Este edificio, proyectado y dirigido por el arquitecto Vázquez Molezún, ubicado en la calle del Escultor Capuz, está situado en un barrio de viviendas de tipo medio, integrándose en este entorno y adaptándose a la medianera por medio de la torre, de la misma altura que el edificio de al lado, y de ladrillo visto, trabajado con gran maestría en su trama original.
El exterior denota ya la singularidad de su misión, pero es el interior, con mucho, lo más original y característico.
La planta es rectangular y consta de una gran nave principal separada por pilares circulares, de las naves laterales; la de la derecha, de menor altura, y la izquierda sirve de paso y como posible aumento de capacidad del templo.
Hay tres zonas perfectamente definidas dentro de la nave principal.
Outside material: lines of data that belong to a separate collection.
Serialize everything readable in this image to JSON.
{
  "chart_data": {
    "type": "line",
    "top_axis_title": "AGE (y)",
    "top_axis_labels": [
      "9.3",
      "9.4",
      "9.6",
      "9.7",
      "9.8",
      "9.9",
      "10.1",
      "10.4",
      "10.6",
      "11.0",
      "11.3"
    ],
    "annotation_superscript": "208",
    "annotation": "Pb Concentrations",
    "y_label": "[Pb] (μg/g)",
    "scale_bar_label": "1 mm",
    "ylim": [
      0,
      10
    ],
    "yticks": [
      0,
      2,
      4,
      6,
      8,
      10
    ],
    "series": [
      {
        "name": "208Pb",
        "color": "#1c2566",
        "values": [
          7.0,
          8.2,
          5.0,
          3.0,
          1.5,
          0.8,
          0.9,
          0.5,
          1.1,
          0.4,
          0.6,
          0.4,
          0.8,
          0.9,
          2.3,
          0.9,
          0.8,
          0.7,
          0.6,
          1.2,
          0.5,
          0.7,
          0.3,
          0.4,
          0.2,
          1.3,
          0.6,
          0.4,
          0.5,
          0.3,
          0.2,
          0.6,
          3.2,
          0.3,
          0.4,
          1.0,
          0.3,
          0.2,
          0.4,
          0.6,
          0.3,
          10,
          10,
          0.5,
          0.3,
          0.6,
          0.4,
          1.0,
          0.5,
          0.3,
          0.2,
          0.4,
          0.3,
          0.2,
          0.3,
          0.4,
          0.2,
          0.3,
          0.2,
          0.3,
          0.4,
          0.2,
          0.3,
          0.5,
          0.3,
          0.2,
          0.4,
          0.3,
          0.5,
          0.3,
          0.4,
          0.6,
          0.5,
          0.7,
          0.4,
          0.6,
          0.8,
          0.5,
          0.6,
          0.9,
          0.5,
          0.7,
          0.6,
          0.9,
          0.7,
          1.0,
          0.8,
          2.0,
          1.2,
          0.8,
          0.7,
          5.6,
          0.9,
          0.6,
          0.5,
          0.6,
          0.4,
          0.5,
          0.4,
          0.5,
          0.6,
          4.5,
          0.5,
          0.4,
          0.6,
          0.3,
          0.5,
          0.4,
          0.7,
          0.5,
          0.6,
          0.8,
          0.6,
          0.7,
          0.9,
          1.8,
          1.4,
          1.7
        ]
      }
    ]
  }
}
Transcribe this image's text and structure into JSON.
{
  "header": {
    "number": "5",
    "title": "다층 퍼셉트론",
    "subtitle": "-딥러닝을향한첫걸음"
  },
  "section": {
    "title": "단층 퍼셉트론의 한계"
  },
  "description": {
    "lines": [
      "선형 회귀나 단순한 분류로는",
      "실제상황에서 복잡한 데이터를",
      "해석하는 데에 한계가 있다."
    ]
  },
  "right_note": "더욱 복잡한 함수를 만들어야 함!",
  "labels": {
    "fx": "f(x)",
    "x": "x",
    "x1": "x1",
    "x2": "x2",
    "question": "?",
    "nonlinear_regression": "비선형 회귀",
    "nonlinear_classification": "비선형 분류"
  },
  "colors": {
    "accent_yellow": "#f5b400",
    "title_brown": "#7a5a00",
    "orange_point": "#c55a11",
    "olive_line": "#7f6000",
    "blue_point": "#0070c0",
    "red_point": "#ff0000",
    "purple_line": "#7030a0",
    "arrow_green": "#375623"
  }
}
La primera, a la entrada, para los días de poca afluencia. la segunda zona corresponde al presbiterio ocupando todo el ancho de la nave y una profundidad de 5 metros, acusándose la zona del altar con aumento de altura de techo a 18 metros y aumento del nivel del suelo sobre el que se sitúa el altar, recibiendo a su vez una fuerte iluminación cenital.
La tercera zona ocupa el resto de la nave, siendo la de mayor capacidad. la altura de techo disminuye a 5 metros.
Los paramentos interiores son del mismo ladrillo, que el exterior.
La iluminación natural se logra mediante una larga vidriera horizontal situada a la derecha de la nave, realizada con hormigón y vidrio en tonos marrones y ocres. Está diseñada por Suárez Molezún y tiene una gran calidad. la iluminación del presbiterio se consigue, a través de la torre situada en su parte superior.
Sobre un estrado cuadrangular, con dos gradas de mármol blanco, se sitúa el original altar; un bloque macizo de hormigón y de planta cuadrada que permite celebrar desde los cuatros lados.
Se ha dado gran importancia a la sede, situada a la izquierda del presbiterio, colocada entre dos pilares y adosada a un gran panel de hormigón, en el que se ha colocado una gran imagen de Jesús Maestro, obra de Amadeo Gabino, de bronce fundido, de gran originalidad plástica. Hay también una tribuna acristalada para visitar el Sagrario sin abrir el templo y facilitar la asistencia a madres con niños pequeños.
Por el acertado juego de volúmenes interiores y el cuidado diseño de todos los detalles y los materiales, se convierte este templo en uno de los más notables de la ciudad por no decir el que más, dentro de la arquitectura religiosa actual, resultando de gran sobriedad y armonía.